Oysa, “Dünyada hiçbir milletin kadını ‘milletimi kurtuluşa ve zafere götürmekte ben Anadolu kadınından fazla çalıştım, Anadolu kadını kadar emek verdim’ diyemez”, “Toplumu kalkındırmak istiyorsak, Türk Kadınını çalışmalarımıza ortak etmek, sosyal hayatımızı onunla birlikte yürütmek, ekonomik hayatta erkeğin ortağı, arkadaşı yapmak zorundayız”, “Milletimiz kuvvetli bir millet olmaya azmetmiştir. Bunun en önemli şartlarından biri de kadınlarımızın başta eğitim olmak üzere her bakımdan yükselmelerini temindir.” diyen ve kadına seçme ve seçilme hakkını Avrupa ülkelerinden bile önce Türk Kadınına veren Atatürk gibi bir büyük liderin ülkesine yukarıda özetlediğimiz bu tablo yakışıyor mu?
Kimse kendini kandırıp bahaneler üretmesin. Kadının hali hazırda Türkiye’deki durumunu irdelediğimizde AKP iktidarında kadının haklarının gerçekten geriye gittiği açıkça görülmektedir. Aslında Türkiye’de kadın hakları ve statüsündeki bu geri kalmışlık ve utanç tablosundan; 1950’de çok partili hayata geçildikten sonra gelmiş geçmiş tüm İktidarlar ve siyasi liderler sorumludur. Geçen 62 yıl içerisinde “Sol” partilerin ancak topu topu 7-8 yıl iktidarda bulunduğu, üstelik tek başına hiç iktidar olamadığı düşünülürse, en büyük sorumluluk; kuşkusuz yaklaşık 54-55 yıl yani yarım asırdan fazla iktidarda bulunan ve dini, dinayeti, muhafazakârlık ve mukatdesatcılığı dillerinden düşürmeyen “Sağ” partiler ve Sağ liderlerdedir . Bununla birlikte en büyük ve asıl sorumluluk AKP’ye aittir.
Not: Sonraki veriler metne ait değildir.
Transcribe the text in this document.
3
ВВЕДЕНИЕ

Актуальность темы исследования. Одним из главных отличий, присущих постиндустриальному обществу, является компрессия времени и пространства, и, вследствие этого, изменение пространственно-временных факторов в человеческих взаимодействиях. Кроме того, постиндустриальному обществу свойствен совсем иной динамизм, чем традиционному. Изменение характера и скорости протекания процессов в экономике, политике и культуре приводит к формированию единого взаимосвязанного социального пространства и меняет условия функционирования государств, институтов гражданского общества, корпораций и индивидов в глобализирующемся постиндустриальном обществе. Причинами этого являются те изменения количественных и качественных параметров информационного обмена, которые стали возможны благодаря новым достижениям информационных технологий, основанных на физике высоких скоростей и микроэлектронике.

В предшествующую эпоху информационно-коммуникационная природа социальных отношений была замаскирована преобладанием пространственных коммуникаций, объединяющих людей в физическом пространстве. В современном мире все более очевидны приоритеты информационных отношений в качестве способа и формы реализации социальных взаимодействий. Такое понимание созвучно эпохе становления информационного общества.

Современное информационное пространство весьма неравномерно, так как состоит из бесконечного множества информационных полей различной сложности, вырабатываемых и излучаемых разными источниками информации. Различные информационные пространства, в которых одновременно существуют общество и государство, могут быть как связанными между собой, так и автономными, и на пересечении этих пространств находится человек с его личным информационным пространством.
Çünkü kendilerinden önce hiçbir siyasi parti bu kadar süre ve bu kadar büyük bir çoğunlukla iş başında kalmamıştır. Yani bu tabloyla ilgili hiçbir mazeret ve bahane üretemezler. Hatırlatalım, AKP; yerelde İstanbul, Ankara gibi büyük metropol ve büyük şehirlerde neredeyse 20 yıldır, ülke genelinde ise 10 yıldır üstelik anayasayı bile değiştirebilecek çoğunlukla İktidarda ve ülkeyi yönetiyor. İktidara geldiklerinde ilkokulu bitiren çocuklar bugün 25-30 yaşlarında. Tayyip Erdoğan, Abdullah Gül, Cemil Çiçek, Bülent Arınç gibi AKP’nin ağır topları nerdeyse 30 yıldır mecliste veya etkin olarak siyaset sahnesinde. Türkiye’de kadının statüsü ve hakları konusunda içinde bulunan bu ilkel, geri ve kabul edilemez tablonun baş sorumlusu kadına bakış açısı, yaklaşımları ve dünya görüşleri ortada olan bu siyasi anlayıştır.
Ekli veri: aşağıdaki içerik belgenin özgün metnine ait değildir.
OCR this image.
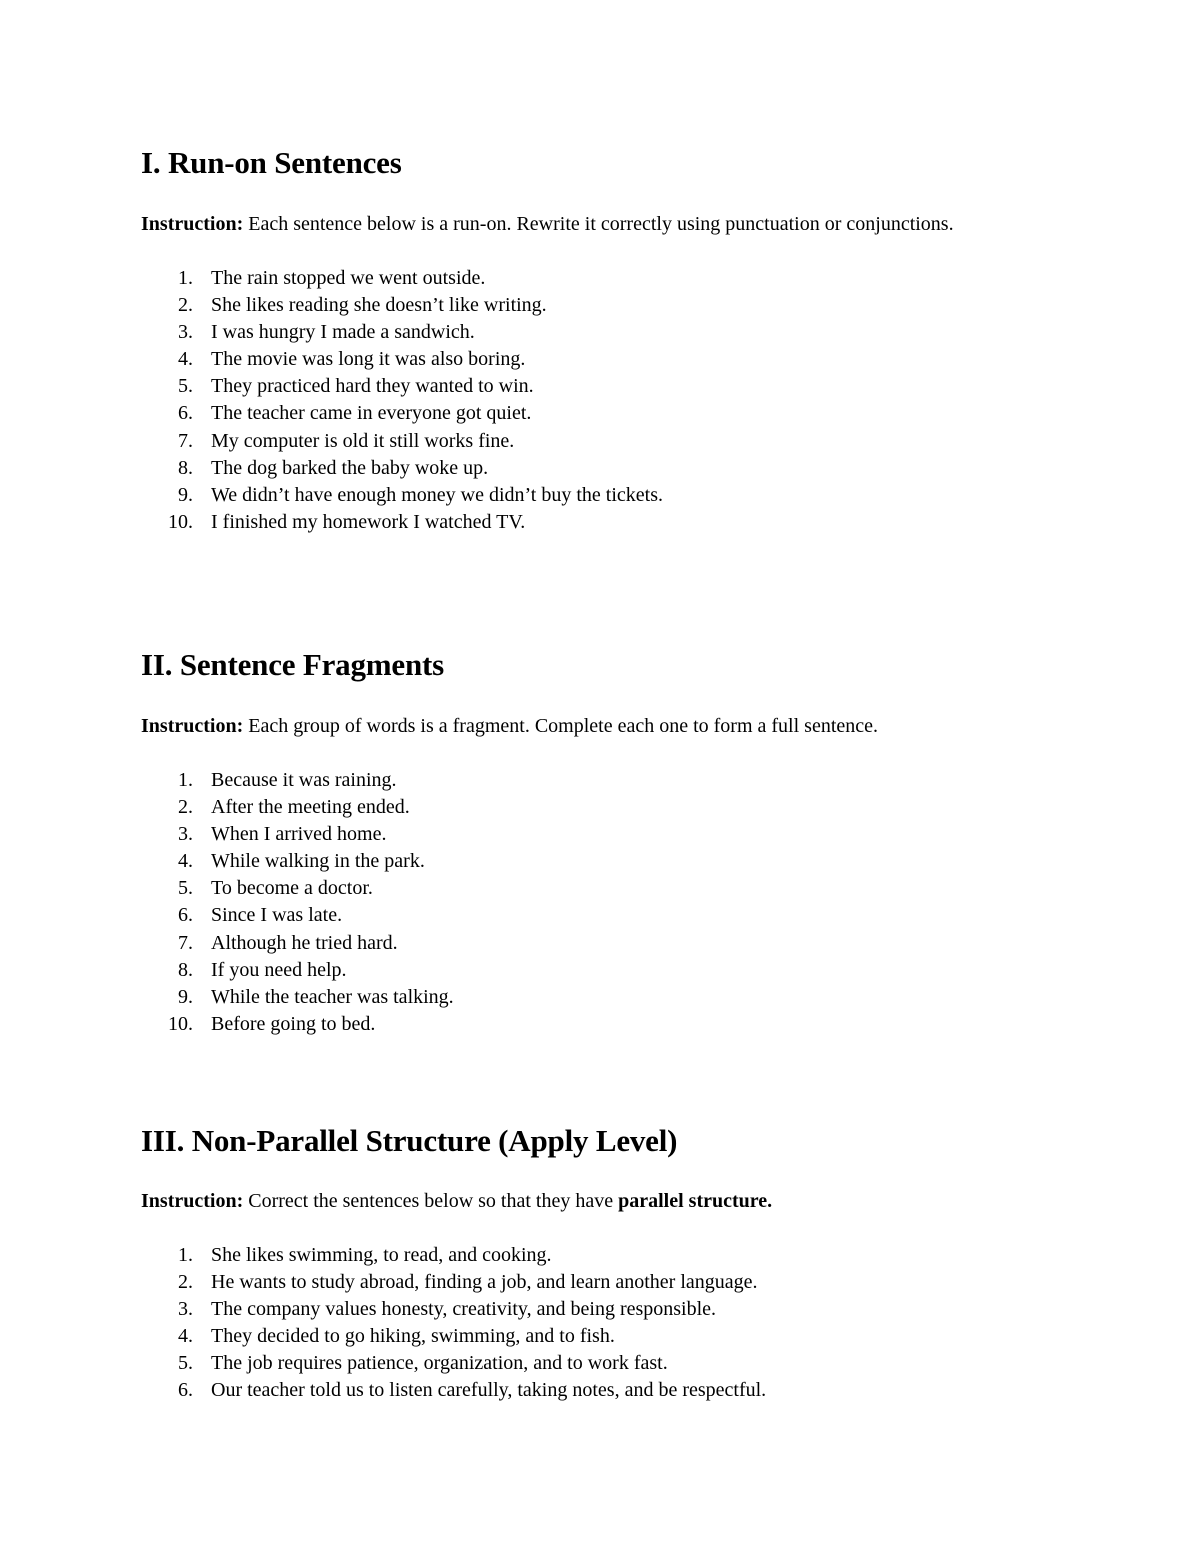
I. Run-on Sentences

Instruction: Each sentence below is a run-on. Rewrite it correctly using punctuation or conjunctions.

1. The rain stopped we went outside.
2. She likes reading she doesn’t like writing.
3. I was hungry I made a sandwich.
4. The movie was long it was also boring.
5. They practiced hard they wanted to win.
6. The teacher came in everyone got quiet.
7. My computer is old it still works fine.
8. The dog barked the baby woke up.
9. We didn’t have enough money we didn’t buy the tickets.
10. I finished my homework I watched TV.
II. Sentence Fragments

Instruction: Each group of words is a fragment. Complete each one to form a full sentence.

1. Because it was raining.
2. After the meeting ended.
3. When I arrived home.
4. While walking in the park.
5. To become a doctor.
6. Since I was late.
7. Although he tried hard.
8. If you need help.
9. While the teacher was talking.
10. Before going to bed.
III. Non-Parallel Structure (Apply Level)

Instruction: Correct the sentences below so that they have parallel structure.

1. She likes swimming, to read, and cooking.
2. He wants to study abroad, finding a job, and learn another language.
3. The company values honesty, creativity, and being responsible.
4. They decided to go hiking, swimming, and to fish.
5. The job requires patience, organization, and to work fast.
6. Our teacher told us to listen carefully, taking notes, and be respectful.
“Gidin evinizde oturun, evinizin kadını olun ve en az üç çocuk doğurun” diyen bir Başbakan var maalesef. Kadın haklarını türbana indiren, türbanla sınırlayan, bunun ötesindeki tüm kadın haklarını reddeden bir anlayışın egemenliğinde kadınlar eziliyor. AKP’ye destek veren kadınlar acaba gerçekten çağdaş kadın hakları ile destek oldukları parti arasındaki uzlaşmaz bakış açısı ve anlayış farkını ellerini vicdanlarına koyarak düşünüp görebiliyorlar mı? AKP’ye destek veren kadınlarımızdan bazılarının darda, zorda ve ihtiyaçlı olduklarını biliyorum ama siyasi iktidardan çağdaş insana yakışır kadın haklarını talep etmek, beklemek ve sandıktaki gücünü bu maksatla kullanmak yerine; pirince, makarnaya, kömüre, sadakaya tenezzül ederek çocuklarının özellikle de kız çocuklarının geleceğini kararttıklarını acaba ne zaman görecekler?
Zitat:
Zitat von Zulfiqar
kelekalice ne zaman ortaya ciksa AK Parti düsmanligi yapiyorsun.
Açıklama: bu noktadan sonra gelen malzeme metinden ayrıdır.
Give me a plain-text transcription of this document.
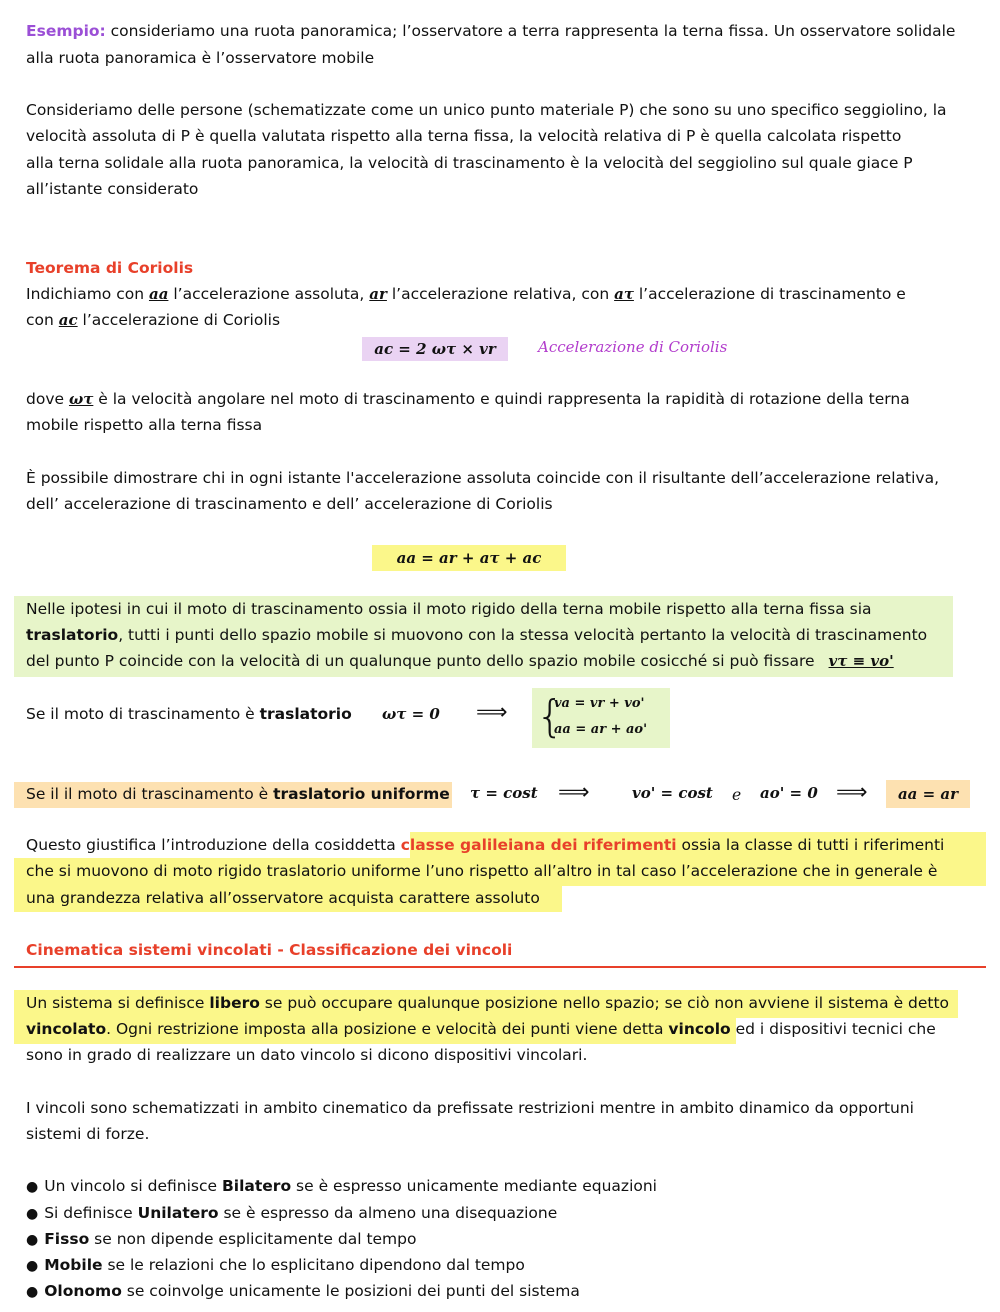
Esempio: consideriamo una ruota panoramica; l’osservatore a terra rappresenta la terna fissa. Un osservatore solidale
alla ruota panoramica è l’osservatore mobile
Consideriamo delle persone (schematizzate come un unico punto materiale P) che sono su uno specifico seggiolino, la
velocità assoluta di P è quella valutata rispetto alla terna fissa, la velocità relativa di P è quella calcolata rispetto
alla terna solidale alla ruota panoramica, la velocità di trascinamento è la velocità del seggiolino sul quale giace P
all’istante considerato
Teorema di Coriolis
Indichiamo con aa l’accelerazione assoluta, ar l’accelerazione relativa, con aτ l’accelerazione di trascinamento e
con ac l’accelerazione di Coriolis
ac = 2 ωτ × vr	Accelerazione di Coriolis
dove ωτ è la velocità angolare nel moto di trascinamento e quindi rappresenta la rapidità di rotazione della terna
mobile rispetto alla terna fissa
È possibile dimostrare chi in ogni istante l'accelerazione assoluta coincide con il risultante dell’accelerazione relativa,
dell’ accelerazione di trascinamento e dell’ accelerazione di Coriolis
aa = ar + aτ + ac
Nelle ipotesi in cui il moto di trascinamento ossia il moto rigido della terna mobile rispetto alla terna fissa sia
traslatorio, tutti i punti dello spazio mobile si muovono con la stessa velocità pertanto la velocità di trascinamento
del punto P coincide con la velocità di un qualunque punto dello spazio mobile cosicché si può fissare vτ ≡ vo'
Se il moto di trascinamento è traslatorio ωτ = 0 ⟹ {
va = vr + vo'
aa = ar + ao'
Se il il moto di trascinamento è traslatorio uniforme τ = cost ⟹	vo' = cost e ao' = 0 ⟹	aa = ar
Questo giustifica l’introduzione della cosiddetta classe galileiana dei riferimenti ossia la classe di tutti i riferimenti
che si muovono di moto rigido traslatorio uniforme l’uno rispetto all’altro in tal caso l’accelerazione che in generale è
una grandezza relativa all’osservatore acquista carattere assoluto
Cinematica sistemi vincolati - Classificazione dei vincoli
Un sistema si definisce libero se può occupare qualunque posizione nello spazio; se ciò non avviene il sistema è detto
vincolato. Ogni restrizione imposta alla posizione e velocità dei punti viene detta vincolo ed i dispositivi tecnici che
sono in grado di realizzare un dato vincolo si dicono dispositivi vincolari.
I vincoli sono schematizzati in ambito cinematico da prefissate restrizioni mentre in ambito dinamico da opportuni
sistemi di forze.
● Un vincolo si definisce Bilatero se è espresso unicamente mediante equazioni
● Si definisce Unilatero se è espresso da almeno una disequazione
● Fisso se non dipende esplicitamente dal tempo
● Mobile se le relazioni che lo esplicitano dipendono dal tempo
● Olonomo se coinvolge unicamente le posizioni dei punti del sistema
herdaim Almanya yalakaligi ve alman kültürünü övüyorsun.
türkiyede her 100.000 kiside 1.6 kadin tecavüze ugruyor.
almanyada her 100.000 kiside 9.1
ingiltere her 100.000 kiside 24.1
fransa her 100.000 kiside 16.6
belcika her 100.000 kiside 29.5
ABD her 100.000 kiside 29.3
isvec her 100.000 kiside 53.2
norvec her 100.000 kiside 20.0
tecavüz sayilarina gelince AK Parti döneminde yargi reformundan sonra kadinlar tecavüzü sikayet edebilme hakkina kavustu.
2001 öncesi bir kadin tecavüze ugradigini ispatlayamiyordu ve tecavüzcüler cezasiz kaliyordu. bircok tecavüze ugrayan kadinlar polise bile gitmiyordu.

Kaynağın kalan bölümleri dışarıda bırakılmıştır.